Erfüllte Zeit

23. 06. 2002, 7.05 Uhr - 8.00 Uhr

 

 

Über das Leer werden –
Ein Text von Johannes Tauler

 

Die Entleerung ist die erste und größte Vorbereitung für den Empfang des Heiligen Geistes. Denn ganz so weit und ebensoviel der Mensch entleert ist, so viel mehr wird er auch fähig, den Heiligen Geist zu empfangen. Denn will man ein Fass füllen, so muss zuvor heraus, was drinnen ist. Soll Wein hinein, so muss zuerst das Wasser heraus, denn zwei stoffliche Dinge können nicht zugleich an einem (und dem seIben) Ort sein. Soll Feuer hinein, so muss das Wasser heraus, denn sie sind einander feindlich. Soll Göttliches (in den Menschen) hinein, so muss notwendigerweise das Geschöpfliche (zuerst) den Menschen verlassen. Alles Geschöpfliche muss heraus, es sei von welcher Art auch immer. So muss der Mensch sich fassen lassen, sich leeren und vorbereiten lassen. Er muss alles lassen, dieses Lassens selbst noch ledig werden und es lassen, es für nichts halten und in sein lauteres Nichts sinken. Andernfalls vertreibt und verjagt er sicher den Heiligen Geist und hindert ihn, in der höchsten Weise in ihm zu wirken.

 

Die das tun, sind die wahren Armen im Geist. Sie erfüllt der Heilige Geist; er stürmt in ihre Seelen, er gießt all seinen Reichtum über den Menschen aus, überschüttet ihn mit seinem Schatz, den inneren wie den äußeren Menschen.

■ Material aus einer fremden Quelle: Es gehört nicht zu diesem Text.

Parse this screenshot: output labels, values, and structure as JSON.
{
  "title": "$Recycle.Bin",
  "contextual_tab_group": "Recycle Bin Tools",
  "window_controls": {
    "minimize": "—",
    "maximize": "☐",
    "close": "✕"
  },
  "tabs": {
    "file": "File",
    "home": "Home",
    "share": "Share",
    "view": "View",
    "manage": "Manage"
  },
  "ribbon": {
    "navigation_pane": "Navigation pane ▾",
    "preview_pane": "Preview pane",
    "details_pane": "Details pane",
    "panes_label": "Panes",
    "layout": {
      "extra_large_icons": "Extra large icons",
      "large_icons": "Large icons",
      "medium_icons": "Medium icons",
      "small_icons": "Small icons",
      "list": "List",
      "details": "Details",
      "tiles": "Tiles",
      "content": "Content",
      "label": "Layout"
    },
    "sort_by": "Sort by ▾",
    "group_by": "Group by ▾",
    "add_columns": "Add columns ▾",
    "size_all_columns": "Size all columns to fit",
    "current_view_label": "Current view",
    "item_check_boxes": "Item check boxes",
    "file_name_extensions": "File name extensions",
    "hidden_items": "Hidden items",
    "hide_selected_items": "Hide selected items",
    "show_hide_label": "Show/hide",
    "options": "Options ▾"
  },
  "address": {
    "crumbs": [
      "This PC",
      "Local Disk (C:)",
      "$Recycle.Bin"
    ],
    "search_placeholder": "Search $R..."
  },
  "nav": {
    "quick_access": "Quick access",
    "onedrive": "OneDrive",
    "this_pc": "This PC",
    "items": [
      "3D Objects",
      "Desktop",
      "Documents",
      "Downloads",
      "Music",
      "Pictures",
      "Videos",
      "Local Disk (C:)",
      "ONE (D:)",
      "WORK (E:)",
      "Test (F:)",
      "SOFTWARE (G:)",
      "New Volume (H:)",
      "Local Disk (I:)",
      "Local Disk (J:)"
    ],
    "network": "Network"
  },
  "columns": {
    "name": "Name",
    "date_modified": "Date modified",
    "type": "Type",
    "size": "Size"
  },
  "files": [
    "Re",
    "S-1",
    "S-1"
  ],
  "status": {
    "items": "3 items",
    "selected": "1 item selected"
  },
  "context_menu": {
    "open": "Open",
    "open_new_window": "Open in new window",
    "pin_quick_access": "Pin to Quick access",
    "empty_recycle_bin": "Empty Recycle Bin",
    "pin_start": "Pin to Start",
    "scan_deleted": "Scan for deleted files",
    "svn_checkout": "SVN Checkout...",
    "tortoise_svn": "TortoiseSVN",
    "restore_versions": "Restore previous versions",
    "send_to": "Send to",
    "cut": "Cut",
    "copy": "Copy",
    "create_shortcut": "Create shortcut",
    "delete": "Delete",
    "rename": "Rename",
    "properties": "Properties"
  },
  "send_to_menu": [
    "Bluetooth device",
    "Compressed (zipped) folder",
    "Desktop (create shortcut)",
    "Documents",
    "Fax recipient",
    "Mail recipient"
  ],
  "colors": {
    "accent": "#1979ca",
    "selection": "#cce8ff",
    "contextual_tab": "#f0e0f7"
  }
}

Und des Menschen Tun besteht hier darin, dass er sich bereiten lasse, und dem Heiligen Geist eine Stätte und einen Platz gebe, damit. er sein Werk in ihm vollenden könne. (Aber) das tut selten jemand, auch solche nicht, die geistliches Gewand tragen, die doch Gott hierzu erwählt hat. Denn der Eitelkeiten der Welt gibt es so viele und der Anhänglichkeit (an das Geschöpfliche), bald hier, bald dort. Dann sind die Gewohnheiten, die äußeren Beschäftigungen, persönliche Vorhaben, (eigenes) Gutdünken. Niemand will sich dem Heiligen Geist lassen, jeglicher wirkt sein (eigen) Ding. So verhalten sich alle in dieser sorgenvollen Zeit.